Cybersleuths find man who allegedly struck officer during US Capitol attack

A group of cybersleuths have tracked down the Washington-area man who allegedly struck police officer Jeffrey Smith at the US Capitol during the 6 January insurrection, leaving him with injuries that have been linked to his death days later.

In a lawsuit filed Friday, attorney David P Weber – who represents Smith’s widow, Erin – wrote that David Walls-Kaufman and another unidentified rioter appeared to specifically target Smith because his eyes and face were vulnerable.

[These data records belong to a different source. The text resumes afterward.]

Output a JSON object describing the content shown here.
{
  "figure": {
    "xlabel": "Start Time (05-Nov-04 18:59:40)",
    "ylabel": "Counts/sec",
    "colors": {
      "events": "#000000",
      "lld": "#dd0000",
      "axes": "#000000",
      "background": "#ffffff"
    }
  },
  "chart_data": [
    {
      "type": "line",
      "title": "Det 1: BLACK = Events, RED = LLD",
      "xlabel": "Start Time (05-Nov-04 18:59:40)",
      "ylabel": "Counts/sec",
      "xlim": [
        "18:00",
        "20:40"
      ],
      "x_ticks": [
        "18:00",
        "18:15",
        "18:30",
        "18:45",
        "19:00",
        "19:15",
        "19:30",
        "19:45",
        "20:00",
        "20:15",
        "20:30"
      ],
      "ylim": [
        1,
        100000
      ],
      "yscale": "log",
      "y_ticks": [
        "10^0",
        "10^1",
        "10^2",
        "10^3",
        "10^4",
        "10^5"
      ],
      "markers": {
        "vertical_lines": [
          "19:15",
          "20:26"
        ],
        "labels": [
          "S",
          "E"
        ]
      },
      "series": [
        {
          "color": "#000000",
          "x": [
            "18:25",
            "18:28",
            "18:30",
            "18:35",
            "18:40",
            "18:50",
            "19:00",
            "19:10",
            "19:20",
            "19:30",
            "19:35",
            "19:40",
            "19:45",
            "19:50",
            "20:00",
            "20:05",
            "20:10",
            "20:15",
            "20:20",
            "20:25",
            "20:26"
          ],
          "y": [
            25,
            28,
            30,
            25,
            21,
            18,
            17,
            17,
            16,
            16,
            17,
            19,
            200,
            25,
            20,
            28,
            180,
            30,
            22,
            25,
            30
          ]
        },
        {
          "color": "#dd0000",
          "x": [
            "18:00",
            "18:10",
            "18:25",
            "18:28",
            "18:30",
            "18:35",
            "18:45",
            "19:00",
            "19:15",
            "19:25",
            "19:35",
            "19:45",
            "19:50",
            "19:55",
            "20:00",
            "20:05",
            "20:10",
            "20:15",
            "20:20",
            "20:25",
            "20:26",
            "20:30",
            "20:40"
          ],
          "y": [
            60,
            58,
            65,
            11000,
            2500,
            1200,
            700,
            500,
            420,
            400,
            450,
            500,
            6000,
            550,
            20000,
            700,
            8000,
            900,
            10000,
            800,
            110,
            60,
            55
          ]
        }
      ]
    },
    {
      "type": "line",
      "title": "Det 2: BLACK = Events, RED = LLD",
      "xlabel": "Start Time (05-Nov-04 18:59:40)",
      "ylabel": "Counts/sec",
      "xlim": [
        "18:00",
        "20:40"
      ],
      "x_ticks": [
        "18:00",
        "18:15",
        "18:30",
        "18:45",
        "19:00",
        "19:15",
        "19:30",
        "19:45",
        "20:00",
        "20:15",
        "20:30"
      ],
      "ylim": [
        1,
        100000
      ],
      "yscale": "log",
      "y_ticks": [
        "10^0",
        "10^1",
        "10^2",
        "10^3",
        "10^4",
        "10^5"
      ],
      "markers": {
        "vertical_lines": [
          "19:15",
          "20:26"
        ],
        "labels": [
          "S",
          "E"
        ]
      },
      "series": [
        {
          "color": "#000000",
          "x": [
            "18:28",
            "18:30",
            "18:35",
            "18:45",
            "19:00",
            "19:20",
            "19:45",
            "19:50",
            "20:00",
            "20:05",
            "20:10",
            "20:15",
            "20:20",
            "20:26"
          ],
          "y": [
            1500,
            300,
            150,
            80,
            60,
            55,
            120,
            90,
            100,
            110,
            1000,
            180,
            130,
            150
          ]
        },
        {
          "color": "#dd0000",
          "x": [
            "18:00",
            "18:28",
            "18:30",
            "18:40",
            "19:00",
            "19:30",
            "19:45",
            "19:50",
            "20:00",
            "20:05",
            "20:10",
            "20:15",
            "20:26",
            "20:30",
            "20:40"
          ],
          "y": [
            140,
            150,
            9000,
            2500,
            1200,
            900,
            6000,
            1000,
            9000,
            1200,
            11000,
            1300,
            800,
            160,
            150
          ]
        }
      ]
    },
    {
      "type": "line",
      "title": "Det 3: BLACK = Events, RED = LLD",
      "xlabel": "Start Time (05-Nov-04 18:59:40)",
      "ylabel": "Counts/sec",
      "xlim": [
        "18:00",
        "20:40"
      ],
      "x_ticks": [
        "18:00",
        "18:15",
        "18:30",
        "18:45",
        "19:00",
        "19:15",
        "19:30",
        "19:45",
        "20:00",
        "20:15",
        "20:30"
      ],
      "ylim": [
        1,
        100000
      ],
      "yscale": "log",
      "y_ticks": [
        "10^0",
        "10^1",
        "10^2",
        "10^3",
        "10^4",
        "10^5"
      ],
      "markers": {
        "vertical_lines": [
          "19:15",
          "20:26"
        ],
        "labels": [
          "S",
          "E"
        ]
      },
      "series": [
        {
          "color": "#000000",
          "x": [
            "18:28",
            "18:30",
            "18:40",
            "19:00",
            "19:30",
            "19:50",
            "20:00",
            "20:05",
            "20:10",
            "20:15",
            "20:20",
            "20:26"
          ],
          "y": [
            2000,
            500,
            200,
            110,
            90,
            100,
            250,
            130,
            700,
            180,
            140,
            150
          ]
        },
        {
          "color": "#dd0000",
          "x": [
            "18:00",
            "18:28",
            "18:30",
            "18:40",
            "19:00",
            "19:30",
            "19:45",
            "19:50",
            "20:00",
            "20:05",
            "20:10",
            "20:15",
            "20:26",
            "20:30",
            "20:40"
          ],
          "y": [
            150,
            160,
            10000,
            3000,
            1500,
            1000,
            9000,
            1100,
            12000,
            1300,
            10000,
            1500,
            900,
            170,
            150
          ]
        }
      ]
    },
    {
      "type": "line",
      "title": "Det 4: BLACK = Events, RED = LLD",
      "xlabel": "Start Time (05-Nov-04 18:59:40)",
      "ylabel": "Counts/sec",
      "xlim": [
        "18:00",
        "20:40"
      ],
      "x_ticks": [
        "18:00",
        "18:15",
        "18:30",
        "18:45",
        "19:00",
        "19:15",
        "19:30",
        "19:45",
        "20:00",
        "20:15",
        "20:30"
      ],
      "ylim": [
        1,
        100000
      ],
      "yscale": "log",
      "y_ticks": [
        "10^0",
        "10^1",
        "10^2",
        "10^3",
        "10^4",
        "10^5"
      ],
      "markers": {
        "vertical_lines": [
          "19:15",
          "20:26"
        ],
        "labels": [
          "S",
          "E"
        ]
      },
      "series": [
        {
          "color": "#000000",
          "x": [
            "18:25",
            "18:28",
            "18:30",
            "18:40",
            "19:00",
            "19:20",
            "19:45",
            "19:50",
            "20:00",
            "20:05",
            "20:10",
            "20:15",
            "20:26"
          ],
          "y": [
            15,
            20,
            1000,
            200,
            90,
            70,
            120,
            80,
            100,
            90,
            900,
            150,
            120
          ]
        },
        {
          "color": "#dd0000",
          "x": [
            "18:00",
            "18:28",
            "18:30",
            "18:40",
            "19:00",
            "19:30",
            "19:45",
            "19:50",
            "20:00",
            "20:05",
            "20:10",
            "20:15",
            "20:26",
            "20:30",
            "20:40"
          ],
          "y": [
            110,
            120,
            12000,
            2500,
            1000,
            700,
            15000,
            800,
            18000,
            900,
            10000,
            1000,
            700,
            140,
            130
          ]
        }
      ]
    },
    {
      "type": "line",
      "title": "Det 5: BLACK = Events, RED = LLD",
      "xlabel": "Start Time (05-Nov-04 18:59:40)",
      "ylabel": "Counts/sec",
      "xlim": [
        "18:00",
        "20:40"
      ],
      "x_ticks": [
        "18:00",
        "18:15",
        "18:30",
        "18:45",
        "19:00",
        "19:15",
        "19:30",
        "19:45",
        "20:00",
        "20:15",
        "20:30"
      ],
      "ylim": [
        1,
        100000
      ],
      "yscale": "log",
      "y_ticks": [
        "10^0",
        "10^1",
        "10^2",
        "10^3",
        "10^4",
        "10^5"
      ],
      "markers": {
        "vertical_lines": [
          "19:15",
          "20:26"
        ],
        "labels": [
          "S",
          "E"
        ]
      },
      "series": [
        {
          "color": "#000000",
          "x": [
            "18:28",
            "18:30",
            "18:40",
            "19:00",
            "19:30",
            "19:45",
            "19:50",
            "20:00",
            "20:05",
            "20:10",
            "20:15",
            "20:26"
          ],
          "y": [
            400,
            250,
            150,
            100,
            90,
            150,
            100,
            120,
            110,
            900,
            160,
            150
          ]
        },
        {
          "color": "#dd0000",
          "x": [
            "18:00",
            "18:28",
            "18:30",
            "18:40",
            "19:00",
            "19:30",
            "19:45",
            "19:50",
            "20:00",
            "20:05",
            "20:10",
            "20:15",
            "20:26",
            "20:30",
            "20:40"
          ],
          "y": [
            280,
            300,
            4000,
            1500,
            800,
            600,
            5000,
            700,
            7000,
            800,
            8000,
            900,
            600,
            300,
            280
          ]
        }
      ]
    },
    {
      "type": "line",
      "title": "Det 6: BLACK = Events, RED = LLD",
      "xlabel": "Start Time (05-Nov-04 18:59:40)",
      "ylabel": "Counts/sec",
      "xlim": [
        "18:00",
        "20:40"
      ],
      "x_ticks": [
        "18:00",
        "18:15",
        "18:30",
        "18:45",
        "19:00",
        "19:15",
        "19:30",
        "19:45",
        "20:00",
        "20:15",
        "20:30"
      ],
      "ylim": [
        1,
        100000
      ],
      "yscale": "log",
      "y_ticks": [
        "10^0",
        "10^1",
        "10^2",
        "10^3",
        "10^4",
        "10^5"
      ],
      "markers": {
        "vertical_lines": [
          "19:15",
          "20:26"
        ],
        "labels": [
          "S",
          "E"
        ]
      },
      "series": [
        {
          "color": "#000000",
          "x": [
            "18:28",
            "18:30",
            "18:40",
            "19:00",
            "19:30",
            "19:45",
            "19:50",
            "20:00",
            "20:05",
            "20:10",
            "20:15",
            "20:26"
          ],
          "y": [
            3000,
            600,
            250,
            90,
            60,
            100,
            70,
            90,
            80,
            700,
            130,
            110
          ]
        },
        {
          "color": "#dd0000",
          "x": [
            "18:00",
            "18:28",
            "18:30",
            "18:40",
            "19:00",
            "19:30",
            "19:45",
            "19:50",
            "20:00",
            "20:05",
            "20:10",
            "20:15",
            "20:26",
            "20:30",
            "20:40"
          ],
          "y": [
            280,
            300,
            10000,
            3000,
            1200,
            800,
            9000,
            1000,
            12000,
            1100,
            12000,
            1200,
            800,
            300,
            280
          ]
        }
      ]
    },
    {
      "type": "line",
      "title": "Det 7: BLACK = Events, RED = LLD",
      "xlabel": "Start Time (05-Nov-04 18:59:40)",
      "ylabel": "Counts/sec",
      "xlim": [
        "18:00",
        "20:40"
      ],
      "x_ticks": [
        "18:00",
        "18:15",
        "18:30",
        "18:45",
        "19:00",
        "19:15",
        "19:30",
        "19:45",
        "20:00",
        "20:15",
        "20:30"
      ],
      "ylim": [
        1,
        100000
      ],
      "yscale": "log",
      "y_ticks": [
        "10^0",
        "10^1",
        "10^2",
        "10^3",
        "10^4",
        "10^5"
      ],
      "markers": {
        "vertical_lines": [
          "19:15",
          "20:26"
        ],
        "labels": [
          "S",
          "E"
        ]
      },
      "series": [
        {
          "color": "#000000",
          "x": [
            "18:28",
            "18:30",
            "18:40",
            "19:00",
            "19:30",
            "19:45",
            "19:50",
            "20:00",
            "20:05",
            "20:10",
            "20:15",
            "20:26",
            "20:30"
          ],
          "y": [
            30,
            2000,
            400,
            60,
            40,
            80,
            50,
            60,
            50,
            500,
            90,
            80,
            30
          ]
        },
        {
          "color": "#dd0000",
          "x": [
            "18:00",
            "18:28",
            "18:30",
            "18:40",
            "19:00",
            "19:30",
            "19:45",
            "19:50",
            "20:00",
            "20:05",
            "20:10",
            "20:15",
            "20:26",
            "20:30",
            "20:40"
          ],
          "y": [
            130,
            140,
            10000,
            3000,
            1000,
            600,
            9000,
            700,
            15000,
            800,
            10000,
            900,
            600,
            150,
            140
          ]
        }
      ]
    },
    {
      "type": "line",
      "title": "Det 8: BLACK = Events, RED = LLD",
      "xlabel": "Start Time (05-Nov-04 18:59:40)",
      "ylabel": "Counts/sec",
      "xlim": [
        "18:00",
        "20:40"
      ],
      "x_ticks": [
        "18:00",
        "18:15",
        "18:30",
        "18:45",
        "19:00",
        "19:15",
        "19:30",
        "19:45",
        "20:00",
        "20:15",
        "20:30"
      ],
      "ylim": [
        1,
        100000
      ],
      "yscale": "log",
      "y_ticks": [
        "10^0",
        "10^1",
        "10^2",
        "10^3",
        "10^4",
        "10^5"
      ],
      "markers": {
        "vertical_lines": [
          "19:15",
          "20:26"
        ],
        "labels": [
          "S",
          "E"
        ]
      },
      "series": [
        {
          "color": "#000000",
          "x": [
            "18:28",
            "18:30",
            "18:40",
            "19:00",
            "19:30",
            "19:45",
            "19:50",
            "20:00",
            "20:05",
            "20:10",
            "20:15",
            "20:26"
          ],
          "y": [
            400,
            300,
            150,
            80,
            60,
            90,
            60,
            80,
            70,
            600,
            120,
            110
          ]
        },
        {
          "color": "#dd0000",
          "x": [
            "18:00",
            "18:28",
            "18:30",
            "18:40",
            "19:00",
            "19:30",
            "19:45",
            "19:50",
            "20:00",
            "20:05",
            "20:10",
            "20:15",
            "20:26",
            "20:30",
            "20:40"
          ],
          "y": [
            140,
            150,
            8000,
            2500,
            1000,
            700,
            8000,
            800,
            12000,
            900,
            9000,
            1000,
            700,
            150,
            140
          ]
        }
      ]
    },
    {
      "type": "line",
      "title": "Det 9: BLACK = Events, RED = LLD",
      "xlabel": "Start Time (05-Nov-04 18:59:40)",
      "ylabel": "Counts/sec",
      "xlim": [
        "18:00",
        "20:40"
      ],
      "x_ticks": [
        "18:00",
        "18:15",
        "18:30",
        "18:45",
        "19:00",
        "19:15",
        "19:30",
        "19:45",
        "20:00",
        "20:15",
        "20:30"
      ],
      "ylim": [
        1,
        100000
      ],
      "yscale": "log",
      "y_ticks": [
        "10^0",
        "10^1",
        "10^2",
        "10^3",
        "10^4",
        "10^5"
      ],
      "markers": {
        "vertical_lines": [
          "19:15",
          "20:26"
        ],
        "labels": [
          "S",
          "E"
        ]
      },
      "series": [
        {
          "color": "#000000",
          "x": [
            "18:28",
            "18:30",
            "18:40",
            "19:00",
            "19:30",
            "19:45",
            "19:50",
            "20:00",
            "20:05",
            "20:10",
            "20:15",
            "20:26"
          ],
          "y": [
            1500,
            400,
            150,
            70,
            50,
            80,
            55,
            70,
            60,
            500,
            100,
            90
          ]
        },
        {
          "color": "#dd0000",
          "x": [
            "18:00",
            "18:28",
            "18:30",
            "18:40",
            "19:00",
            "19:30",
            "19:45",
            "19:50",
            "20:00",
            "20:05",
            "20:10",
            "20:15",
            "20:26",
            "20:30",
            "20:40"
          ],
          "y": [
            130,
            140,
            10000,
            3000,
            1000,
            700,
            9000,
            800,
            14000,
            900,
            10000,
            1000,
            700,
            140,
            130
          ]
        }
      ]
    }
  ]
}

The lawsuit said Walls-Kaufman used a cane, crowbar or similar object to level a brain injury to Smith, who took his own life on 15 January. Jonathan Arden, DC’s former chief medical examiner, has attributed Smith’s death to post-concussion syndrome, which can lead to symptoms like depression and suicidal thoughts.

About a dozen people with the open-source intelligence group Deep State Dogs pored over evidence from the capitol attack for more than a month until they found footage of Smith and his assailants.

“We felt we had to do something to honor the memory and family of Officer Smith. It’s terrible that the bereaved were left in that situation,” Forrest Rogers from Deep State Dogs told HuffPost. “So we turned to the thing we do best: finding bad guys.”

Walls-Kaufman, a chiropractor, has said in the past that about 40% of his clients work at or around the Capitol. In January, he was quoted in a story about the riot, which implied he was in attendance.

The second, unknown attacker handed a weapon to Kaufman, who then struck Smith in the head, leading to a concussion, according to the lawsuit.

“But for the concussion of Officer Smith at the hands of these defendants, Officer Smith would be alive today,” Weber wrote.

Smith’s widow, Erin, has been trying to convince the Police and Firefighters’ Retirement and Relief Board to consider her husband as having died in the line of duty. But the DC metropolitan police department has refused to release Smith’s body-camera video showing what actually happened, and Weber expressed frustration about how little federal law enforcement has done to avenge Smith months after the attack.

“I thought the ‘I’ in FBI stood for ‘investigation’,” Weber told HuffPost. “It’s pretty lame that a private lawyer for a dead police officer’s widow has to be the one conducting the investigation.

“The fact that these volunteers have accomplished what the FBI has not is extraordinary.”